Fear is a Cancer to Great Leadership

Published On: April 17th, 2018

We all recall when President Franklin Roosevelt answered the devastations of the attack on Pearl Harbor by telling the nation, “We have nothing to fear but fear itself.” I want to suggest that this was as true for the nation as it is for your leadership today.

I have learned an important truth about leaders as I have coached them and helped them deal with crises. Fear is a cancer to great leadership. When fear rules a person, even if only in a single area of their life, it knocks them off balance, it deforms the way they lead, and it can weaken them so that all that they do is diminished.

Let me list some specific reasons all this is true.

1. We tend to run from what we fear. If we fear confrontation, for example, we won’t deal with the difficult personal issues that damage our firms. We’ll procrastinate. We’ll throw ineffective solution at the problems. We’ll erect elaborate structures to look like we are addressing issues when we aren’t. So, fear robs us of effectiveness by making us cowards in the face of responsibility.

2. Fear exhausts us. Consider for a moment how much you think about what you fear. You may not tell even the closest people to you, but you ponder what you fear as you lay your head on your pillow at night.

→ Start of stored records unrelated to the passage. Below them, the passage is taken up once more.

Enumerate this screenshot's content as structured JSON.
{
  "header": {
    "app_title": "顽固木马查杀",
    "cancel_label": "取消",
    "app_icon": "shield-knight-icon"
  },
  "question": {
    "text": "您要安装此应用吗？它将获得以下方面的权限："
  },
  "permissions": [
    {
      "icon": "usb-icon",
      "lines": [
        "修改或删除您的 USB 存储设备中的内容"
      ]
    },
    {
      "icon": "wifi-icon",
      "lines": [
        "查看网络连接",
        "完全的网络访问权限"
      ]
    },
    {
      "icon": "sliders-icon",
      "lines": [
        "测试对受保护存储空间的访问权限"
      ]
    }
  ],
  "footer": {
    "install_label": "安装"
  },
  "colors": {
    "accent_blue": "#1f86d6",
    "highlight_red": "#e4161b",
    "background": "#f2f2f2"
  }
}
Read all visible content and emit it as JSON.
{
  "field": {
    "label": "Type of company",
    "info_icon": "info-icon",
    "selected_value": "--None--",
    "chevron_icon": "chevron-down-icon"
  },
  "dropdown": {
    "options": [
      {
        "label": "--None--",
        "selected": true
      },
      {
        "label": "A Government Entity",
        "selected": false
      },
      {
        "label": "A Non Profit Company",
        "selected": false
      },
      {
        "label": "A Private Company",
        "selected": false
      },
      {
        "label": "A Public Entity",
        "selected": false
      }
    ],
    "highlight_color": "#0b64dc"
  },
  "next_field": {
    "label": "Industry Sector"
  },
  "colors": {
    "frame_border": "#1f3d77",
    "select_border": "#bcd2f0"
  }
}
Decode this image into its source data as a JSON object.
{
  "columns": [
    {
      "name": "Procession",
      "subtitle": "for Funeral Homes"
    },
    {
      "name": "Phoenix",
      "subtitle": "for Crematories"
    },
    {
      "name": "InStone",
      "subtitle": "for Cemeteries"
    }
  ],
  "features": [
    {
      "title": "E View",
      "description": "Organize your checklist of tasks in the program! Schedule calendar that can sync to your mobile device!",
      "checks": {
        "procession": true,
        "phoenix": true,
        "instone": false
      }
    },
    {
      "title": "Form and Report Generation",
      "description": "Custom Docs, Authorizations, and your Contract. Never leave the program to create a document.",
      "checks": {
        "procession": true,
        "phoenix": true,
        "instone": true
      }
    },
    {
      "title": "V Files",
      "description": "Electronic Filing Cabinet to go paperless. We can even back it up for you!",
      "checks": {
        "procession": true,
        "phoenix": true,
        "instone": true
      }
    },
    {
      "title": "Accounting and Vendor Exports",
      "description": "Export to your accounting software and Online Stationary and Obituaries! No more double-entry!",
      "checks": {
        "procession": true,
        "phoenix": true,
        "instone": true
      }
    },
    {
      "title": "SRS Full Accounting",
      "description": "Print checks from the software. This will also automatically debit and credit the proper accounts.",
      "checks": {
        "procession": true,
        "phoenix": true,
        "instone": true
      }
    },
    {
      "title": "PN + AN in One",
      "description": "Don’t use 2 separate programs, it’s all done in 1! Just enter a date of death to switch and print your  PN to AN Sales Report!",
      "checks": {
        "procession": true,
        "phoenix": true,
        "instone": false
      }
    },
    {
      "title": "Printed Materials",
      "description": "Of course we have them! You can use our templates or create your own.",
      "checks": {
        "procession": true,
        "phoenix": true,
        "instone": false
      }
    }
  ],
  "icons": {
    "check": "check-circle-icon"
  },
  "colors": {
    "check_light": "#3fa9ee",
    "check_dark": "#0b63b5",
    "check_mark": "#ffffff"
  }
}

Your fears give birth to worries and you carry those worries as burdens most every day. This produces weariness. It produces distraction. It diminishes you in every area of life.

3. Fear leads to dishonesty. I know an executive who had false information on his resume. His fear of exposure caused him to avoid any situation that would lead to too much scrutiny. He wouldn’t involve his department in valuable national programs. He refused speaking events that might have enhanced his firm’s stature. He reduced the importance of resumes in his department. His firm suffered, and the lies he had to tell to avoid disclosing his real motives led to dishonesty in other areas of his life. He eventually destroyed his job, his marriage, and his relationships with his children. Why? Because dishonesty spread throughout his life from the lies on his resume.

4. Fear begets fear. If you accept a fear, give it place and even protect it—and I mean this in the context of leadership—then other fears will arise. Fear gives birth to fear in the same way that lies give birth to more lies and bitterness gives birth to further bitterness. Making peace with fear leads to the spread of fear, and this makes for deformed leadership and a miserable life.

What I want you to do then is a fear inventory. What, in a leadership context, are you afraid of? Where do you recognize yourself in what I’ve said above? List your fears. Admit them to yourselves and others. Declare war on them. Go hard against them. You know how. You just haven’t decided to do it yet. And get the help you need. Great leadership is just ahead if you do.